Mafia Tanah Berulah, Dilaporkan ke Polda Jatim
SURABAYA, INFONews.ID - Ismet, Subagyo & Partner Advokat dan Konsultan Hukum atas nama kliennya Supandi, yang menjadi korban permainan mafia tanah menyambut baik terbitnya Surat Penyidik Polda Jatim kepada Kepala Kejaksaan Tinggi (Kejati) Jatim Nomor B/172/V/RES.1.9/2024/DITRESKRIMUM, tentang Surat Pemberitahuan Dimulainya Penyidikan (SPDP), tertanggal 21 Mei 2024.
Subagyo menguraikan, kliennya menjadi korban penipuan dan pemalsuan dokumen kwitansi palsu, sehingga menderita kerugian 5 sertifikat tanah miliknya senilai Rp 11 miliar.
"Atas peristiwa itu klien kami melaporkan Gunadi Yuwono warga Malang seorang investor dari beberapa koperasi, diantaranya koperasi Makmur Sejati Jatim, yang diduga terlibat dalam tindak pidana membuat dan menggunakan kuitansi tertanggal 24 Februari 2017, yang seolah-olah Supandi menjual tanah miliknya, luas seluruhnya 5764 meter persegi, padahal klien kami tidak pernah menjual," urai Subagyo didepan wartawan di Surabaya, Jumat (14/4/2024).
Lanjut Subagyo, ke lima sertifikat hak milik (SHM) kliennya yang dikuasai dengan cara melawan hukum oleh Gunadi Yuwono yakni, 1. SHM No 1360 / Desa Kalisongo, luas 958 m2
2. SHM No 1478 / Desa Kalisongo, luas 1630 m2
3. SHM No 02574 / Desa Kalisongo, luas 562 m2
4. SHM No 02551 / Desa Kalisongo, luas 450 m2
5. SHM No 02575 / Desa Kalisongo, luas 2164 m2.

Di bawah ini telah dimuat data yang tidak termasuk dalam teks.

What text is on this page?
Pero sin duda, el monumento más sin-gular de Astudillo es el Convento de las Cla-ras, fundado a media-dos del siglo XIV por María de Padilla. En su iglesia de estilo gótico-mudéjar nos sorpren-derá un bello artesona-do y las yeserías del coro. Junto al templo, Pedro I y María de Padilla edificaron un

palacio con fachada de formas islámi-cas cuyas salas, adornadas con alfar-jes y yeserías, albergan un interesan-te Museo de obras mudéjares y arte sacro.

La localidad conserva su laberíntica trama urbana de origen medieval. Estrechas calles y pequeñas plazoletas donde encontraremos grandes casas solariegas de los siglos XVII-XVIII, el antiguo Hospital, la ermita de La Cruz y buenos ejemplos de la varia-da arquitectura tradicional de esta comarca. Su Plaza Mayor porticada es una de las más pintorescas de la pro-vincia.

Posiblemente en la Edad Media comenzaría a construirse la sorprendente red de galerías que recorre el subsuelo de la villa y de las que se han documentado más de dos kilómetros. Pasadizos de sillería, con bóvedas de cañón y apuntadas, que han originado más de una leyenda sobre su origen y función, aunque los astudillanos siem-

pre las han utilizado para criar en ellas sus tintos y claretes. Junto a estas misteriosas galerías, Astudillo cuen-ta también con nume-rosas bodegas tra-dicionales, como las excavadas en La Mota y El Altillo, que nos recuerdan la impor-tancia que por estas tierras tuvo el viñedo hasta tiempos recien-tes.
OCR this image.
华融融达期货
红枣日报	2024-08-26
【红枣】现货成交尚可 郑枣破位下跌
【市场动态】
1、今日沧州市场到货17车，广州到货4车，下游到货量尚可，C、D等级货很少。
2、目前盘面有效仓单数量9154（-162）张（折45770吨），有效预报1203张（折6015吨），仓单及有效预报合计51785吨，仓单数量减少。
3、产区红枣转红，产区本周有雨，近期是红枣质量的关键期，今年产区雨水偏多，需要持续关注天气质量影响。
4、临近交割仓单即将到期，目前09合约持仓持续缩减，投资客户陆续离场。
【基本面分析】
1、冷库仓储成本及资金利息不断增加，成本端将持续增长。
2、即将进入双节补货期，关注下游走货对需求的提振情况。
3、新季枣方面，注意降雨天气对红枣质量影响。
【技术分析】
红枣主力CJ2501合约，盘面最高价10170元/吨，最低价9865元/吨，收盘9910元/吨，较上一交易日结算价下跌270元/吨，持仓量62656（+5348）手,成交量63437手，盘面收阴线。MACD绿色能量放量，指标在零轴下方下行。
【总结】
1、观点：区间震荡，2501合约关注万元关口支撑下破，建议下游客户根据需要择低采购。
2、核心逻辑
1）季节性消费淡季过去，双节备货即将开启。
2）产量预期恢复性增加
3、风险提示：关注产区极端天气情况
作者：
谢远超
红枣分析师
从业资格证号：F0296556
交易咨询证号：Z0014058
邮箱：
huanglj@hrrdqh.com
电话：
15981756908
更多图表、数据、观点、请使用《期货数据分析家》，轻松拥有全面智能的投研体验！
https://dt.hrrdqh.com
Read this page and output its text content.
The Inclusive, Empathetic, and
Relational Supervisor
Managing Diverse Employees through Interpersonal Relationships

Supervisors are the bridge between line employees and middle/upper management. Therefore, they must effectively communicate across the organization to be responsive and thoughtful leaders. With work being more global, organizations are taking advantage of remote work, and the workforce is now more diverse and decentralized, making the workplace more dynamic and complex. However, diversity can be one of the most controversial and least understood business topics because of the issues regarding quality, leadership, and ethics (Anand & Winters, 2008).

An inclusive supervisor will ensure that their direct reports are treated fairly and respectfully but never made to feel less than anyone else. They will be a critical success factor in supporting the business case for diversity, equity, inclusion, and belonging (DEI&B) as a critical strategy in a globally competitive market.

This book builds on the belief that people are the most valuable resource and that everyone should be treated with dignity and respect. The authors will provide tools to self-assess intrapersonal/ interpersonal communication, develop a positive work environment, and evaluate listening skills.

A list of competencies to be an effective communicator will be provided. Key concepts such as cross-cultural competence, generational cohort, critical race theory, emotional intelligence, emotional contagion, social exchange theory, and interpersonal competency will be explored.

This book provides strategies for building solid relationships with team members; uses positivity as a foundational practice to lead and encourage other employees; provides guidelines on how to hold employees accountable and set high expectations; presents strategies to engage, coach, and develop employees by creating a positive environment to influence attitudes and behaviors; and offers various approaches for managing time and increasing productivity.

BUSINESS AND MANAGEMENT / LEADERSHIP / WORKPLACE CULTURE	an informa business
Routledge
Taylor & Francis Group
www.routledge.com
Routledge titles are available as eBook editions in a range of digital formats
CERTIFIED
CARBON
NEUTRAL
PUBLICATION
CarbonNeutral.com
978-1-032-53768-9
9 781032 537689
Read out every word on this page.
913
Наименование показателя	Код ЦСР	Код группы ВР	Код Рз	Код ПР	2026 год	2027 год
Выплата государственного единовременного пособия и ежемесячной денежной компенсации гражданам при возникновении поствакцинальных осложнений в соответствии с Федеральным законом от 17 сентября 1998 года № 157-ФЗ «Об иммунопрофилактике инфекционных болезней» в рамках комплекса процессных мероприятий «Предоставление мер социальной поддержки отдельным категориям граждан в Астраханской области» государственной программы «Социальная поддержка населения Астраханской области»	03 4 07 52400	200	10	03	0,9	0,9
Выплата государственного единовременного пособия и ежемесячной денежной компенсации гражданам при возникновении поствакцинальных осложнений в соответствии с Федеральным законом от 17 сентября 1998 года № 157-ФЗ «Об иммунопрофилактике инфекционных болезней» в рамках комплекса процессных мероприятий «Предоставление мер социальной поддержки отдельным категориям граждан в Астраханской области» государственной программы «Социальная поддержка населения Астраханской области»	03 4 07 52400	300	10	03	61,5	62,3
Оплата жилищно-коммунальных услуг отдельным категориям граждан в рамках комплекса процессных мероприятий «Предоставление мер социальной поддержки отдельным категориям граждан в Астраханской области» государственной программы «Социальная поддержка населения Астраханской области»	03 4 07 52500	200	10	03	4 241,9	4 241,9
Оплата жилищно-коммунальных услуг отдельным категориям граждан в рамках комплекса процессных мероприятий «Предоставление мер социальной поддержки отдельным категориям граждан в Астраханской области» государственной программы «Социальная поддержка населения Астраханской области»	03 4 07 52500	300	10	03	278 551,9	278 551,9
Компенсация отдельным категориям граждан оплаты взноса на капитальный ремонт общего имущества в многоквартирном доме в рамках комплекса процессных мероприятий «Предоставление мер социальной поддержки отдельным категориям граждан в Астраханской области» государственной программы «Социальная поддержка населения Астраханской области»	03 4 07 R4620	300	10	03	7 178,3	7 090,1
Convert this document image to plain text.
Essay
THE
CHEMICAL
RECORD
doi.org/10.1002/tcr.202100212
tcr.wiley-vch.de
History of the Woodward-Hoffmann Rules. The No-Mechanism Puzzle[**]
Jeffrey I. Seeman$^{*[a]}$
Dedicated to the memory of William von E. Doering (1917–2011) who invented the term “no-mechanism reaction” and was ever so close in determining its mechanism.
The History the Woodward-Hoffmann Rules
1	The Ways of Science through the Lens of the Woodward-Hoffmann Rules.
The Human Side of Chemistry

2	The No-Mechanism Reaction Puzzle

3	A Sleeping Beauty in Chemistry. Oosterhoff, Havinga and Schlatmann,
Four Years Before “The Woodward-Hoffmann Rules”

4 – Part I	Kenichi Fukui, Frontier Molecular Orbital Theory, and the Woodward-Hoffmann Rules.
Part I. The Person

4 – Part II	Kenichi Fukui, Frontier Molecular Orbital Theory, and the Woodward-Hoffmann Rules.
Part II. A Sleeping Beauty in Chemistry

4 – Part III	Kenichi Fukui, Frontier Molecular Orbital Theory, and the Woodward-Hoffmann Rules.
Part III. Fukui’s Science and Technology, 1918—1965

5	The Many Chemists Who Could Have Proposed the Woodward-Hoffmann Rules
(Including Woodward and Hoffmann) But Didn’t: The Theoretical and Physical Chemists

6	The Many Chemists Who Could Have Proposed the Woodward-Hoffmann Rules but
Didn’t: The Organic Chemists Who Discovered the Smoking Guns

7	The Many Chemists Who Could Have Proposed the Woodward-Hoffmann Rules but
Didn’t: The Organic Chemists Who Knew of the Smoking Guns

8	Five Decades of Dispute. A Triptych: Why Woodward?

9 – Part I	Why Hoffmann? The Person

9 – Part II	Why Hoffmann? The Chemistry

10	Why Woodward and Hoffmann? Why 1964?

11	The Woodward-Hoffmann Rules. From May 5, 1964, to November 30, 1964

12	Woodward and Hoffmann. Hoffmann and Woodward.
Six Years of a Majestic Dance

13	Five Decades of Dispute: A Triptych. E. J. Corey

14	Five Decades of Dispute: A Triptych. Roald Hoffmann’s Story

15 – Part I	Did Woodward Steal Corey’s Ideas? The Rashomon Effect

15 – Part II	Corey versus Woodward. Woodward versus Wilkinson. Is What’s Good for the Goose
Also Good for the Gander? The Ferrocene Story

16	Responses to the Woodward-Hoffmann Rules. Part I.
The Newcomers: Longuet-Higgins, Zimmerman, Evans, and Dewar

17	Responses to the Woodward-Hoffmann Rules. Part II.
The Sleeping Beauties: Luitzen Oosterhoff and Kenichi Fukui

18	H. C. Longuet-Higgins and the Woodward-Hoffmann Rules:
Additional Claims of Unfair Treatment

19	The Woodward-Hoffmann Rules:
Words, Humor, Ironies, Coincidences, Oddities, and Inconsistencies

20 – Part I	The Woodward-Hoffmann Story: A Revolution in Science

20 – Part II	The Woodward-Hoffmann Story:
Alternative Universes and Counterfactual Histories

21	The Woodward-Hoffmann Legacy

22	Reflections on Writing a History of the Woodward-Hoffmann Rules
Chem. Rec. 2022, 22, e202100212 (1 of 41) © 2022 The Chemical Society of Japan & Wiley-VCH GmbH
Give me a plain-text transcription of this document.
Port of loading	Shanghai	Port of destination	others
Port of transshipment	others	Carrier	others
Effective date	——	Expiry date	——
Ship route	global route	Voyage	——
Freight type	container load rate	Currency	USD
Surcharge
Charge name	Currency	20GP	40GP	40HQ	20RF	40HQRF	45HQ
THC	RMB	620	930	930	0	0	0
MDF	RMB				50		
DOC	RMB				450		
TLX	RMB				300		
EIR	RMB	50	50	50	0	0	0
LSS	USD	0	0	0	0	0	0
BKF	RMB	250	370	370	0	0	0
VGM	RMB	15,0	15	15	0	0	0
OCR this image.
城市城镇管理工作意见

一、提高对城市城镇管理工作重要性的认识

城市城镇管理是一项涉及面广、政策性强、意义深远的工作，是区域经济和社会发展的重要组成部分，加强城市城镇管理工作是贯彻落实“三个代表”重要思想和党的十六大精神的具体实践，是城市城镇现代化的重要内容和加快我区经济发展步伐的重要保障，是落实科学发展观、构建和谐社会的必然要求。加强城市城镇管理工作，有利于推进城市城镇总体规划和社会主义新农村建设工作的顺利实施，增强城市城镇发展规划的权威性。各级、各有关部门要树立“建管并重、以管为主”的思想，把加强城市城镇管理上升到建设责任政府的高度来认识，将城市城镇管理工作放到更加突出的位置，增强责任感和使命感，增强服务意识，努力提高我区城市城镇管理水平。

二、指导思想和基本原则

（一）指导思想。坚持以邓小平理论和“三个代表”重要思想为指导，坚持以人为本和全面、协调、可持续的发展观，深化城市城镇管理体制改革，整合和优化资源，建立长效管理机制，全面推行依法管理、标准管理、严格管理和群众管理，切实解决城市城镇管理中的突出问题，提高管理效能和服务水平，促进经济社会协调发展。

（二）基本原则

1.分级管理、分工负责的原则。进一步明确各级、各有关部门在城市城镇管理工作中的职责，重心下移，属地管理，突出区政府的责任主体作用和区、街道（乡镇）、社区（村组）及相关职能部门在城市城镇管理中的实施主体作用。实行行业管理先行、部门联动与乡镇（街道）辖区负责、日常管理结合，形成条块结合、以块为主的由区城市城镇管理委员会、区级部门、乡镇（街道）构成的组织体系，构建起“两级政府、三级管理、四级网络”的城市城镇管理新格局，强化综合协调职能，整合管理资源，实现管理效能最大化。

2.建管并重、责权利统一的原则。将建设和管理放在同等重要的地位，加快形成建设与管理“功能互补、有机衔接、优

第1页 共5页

Perkara tersebut bermula ketika Supandi mengajukan kredit ke Koperasi Unggul Makmur, karena membutuhkan dana proyek perumahan di Desa Kalisongo, Kecamatan Dau, Kabupaten Malang, dengan jaminan 6 (enam) SHM, yang 5 (lima) SHM diantaranya adalah 5 (lima) SHM, yang disebut di atas.
"Gunadi Yuwono sebagai bos koperasi tersebut menyetujui dan meminta anaknya bernama Ryandi Prakarsa Yuwono untuk menerbitkan Surat Keterangan KSU Unggul Makmur Nomor 001/SK/KUM/II/2017 tanggal 22 Pebruari 2017 untuk memberikan kredit uang sebesar Rp 1,6 miliar kepada klien kami Supandi. Selanjutnya, pada tanggal 24 Februari 2017, Supandi dan isterinya diminta menandatangani Akta Notaris di kantor Notaris Duri Astuti di Kota Malang, serta menandatangani kuitansi kosongan sebanyak 2 (dua) lembar kuitansi. Akta-akta Notaris tersebut tidak dibacakan dan dikira oleh Supandi sebagai akta perjanjian utang," urai Subagyo.
Kemudian, di tahun 2021 Supandi baru mengetahui bahwa ternyata akta yang ditandatanganinya di kantor Notaris Duri Astuti adalah Akta Perjanjian Perikatan Jual Beli (PPJB) terhadap tanah 5 (lima) sertifikat miliknya tersebut.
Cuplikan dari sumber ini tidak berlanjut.